Надо вам честно признаться, дорогие мои, что в темноте, ничего не видя за бьющим в глаза горящим язычком огня, Катя скоро оступилась и ударила ногу, фонарь, ясен пень, вновь выронила. Но теперь фонарь не разбился и даже продолжал гореть. Туфли, а вернее – закрытые монашеские ко́ты[195]
, взятые у Маши, съезжали по склизлым доскам. Коты сразу стали полны вонючей черной воды. Намокший подрясник тянул вниз. Как же они с Иваном бежали тут босиком, среди тучи крыс, по ржавым гвоздям, щелям и дырам? Задыхаясь от смрада, поеживаясь от ясно слышимого крысиного попискивания, Катя через несколько минут подошла к световому лучу, по-прежнему полному толкущейся в нем пыли. Прежде луч исходил из окуляра, глядящего сквозь кабаний глаз в кабинет отца, князя Бориса Глебовича, а сейчас просто бил из дыры в стене, напротив распахнутого окна, залитого утренним августовским солнцем.
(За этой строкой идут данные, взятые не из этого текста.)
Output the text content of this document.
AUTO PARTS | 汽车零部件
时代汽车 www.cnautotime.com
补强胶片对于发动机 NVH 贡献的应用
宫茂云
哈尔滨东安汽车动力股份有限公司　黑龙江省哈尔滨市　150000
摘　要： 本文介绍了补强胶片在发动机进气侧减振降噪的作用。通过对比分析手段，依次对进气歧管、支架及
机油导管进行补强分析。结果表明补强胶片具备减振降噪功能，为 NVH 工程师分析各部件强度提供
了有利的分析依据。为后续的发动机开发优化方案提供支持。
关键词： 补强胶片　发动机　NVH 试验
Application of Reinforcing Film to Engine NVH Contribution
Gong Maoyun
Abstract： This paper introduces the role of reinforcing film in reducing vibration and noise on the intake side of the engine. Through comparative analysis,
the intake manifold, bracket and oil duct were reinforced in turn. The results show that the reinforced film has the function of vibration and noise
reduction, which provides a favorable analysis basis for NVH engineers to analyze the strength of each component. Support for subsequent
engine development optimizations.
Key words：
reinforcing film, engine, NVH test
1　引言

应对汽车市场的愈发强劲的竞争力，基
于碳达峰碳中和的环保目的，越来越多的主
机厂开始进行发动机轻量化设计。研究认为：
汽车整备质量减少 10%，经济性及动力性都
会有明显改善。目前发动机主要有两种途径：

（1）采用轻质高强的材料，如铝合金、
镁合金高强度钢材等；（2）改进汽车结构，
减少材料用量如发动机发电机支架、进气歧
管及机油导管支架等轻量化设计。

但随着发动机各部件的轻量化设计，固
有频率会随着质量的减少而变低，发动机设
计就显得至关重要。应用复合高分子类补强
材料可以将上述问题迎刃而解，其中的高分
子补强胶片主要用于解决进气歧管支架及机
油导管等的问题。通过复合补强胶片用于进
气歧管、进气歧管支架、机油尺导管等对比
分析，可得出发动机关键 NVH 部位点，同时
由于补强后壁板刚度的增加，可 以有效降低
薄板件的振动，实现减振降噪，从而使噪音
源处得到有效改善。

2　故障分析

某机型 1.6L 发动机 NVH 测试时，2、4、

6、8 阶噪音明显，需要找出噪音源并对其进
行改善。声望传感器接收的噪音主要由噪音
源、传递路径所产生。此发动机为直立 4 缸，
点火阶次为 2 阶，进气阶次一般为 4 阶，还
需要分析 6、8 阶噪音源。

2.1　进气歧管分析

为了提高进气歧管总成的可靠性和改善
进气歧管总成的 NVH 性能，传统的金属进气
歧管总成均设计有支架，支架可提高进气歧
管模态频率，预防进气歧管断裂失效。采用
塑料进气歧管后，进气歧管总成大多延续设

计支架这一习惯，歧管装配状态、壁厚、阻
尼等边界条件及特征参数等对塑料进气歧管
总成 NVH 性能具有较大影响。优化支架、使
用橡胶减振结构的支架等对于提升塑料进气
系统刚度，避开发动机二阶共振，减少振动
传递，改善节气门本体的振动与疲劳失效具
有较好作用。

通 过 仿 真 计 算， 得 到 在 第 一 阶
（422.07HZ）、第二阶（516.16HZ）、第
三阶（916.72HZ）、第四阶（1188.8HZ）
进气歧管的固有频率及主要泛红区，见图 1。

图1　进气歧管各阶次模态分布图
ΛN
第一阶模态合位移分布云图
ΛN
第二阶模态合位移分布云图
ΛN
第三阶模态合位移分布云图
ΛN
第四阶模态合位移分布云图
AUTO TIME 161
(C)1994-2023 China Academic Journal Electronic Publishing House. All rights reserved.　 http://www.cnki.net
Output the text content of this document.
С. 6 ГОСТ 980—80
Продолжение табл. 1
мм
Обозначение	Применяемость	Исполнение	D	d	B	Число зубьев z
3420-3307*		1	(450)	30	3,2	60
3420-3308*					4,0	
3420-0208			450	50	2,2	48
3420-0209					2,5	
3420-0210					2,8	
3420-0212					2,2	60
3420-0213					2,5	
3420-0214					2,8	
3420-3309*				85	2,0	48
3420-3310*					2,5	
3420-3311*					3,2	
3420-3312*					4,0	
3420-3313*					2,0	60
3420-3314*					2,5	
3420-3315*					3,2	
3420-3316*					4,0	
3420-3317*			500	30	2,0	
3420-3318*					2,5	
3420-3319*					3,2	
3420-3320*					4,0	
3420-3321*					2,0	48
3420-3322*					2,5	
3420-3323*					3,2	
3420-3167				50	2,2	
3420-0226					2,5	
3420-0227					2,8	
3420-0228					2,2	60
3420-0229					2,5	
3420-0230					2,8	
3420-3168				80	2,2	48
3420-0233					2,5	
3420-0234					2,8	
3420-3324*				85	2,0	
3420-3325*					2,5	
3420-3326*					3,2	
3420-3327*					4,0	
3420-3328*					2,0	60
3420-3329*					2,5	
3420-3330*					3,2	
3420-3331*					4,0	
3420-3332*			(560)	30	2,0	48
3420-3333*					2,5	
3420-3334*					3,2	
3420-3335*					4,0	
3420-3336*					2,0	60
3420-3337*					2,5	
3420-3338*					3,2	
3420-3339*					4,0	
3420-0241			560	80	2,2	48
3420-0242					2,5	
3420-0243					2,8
Катя, смаргивая, заглянула в дырочку.В отцовском кабинете ничего не было. Не только кабаньей головы и остальных охотничьих трофеев, но и стола с приборами, ружей в вертикальном ящике-сейфе и самого сейфа, книг в шкафах и самих шкафов, кожаных кресел, ковров на полу и на стенах, картин… Ничего. Многочисленные и почему-то окровавленные осколки стекла – видимо, от книжных шкафов – валялись на полу. Катя помимо себя, вовсе не давая себе труда задуматься, почему битое стекло полно крови, отстраненно поняла, что по стеклу ходили босыми, даже без лаптей, ногами; злобно хмыкнула.
Она осторожно пошла дальше по потайному ходу и вскоре оказалась перед вторым так же светящим лучом, заглянула и в него. Тут прежде была отцовская спальня.
Мы могли бы вам сказать, дорогие мои, что сейчас спальня князя Кушакова-Телепневского сияла – или зияла, это как вам будет угодно – совершенною пустотою, даже без стекла на полу, но это станет неправдою, пустоты не наблюдалось. Во-первых, на полу спальни – и на прежнем месте кровати, и на месте бюро, и стульев, и на месте шкапа – везде лежали кучки человеческого дерьма, а во-вторых, прямо посреди дерьма стояла на коленях и на локтях деревенская баба с отвислым белым животом. Сермяжное платье ее было закинуто ей на затылок, а сзади бабы примостился мужик со спущенными портами и… как бы нам тут выразиться, дорогие мои? У этого действа нет названия на Kатином языке… Словом, Катю громко вырвало за тонкою стенкой, вывернуло прямо себе под ноги и на сами ноги, на подрясник, но мужик с бабою ничего не услышали.
Отдышавшись, насколько это оказалось возможным в смраде, Катя двинулась назад, к кабинету. Она, кривясь от чувства гадливости, начала нашаривать в воде потайной металлический рычаг. Некоторое время Катя ничего не находила, пока ее узкая ладошка не обхватила круглую короткую шишечку, словно бы распушенную белками специально для самовара; тут же Катя потянула за нее. С тихим щелчком отворилась панель, через которую они ретировались с Иваном, мужики так и не обнаружили потайной ход!
Совершенно мокрая, Катя вылезла на карачках в кабинет, распрямилась и короткое время постояла, опустивши руки. Тут тоже, разумеется, валялись кучки – следы народного присутствия. Битое стекло хрустело под ногами. Вперемешку со стеклом на полу валялись книги отцовской библиотеки – их с Машею любимой библиотеки! Но на книги Катя не стала и смотреть – не хотела слез, слезы сейчас оказались бы совсем ни к чему.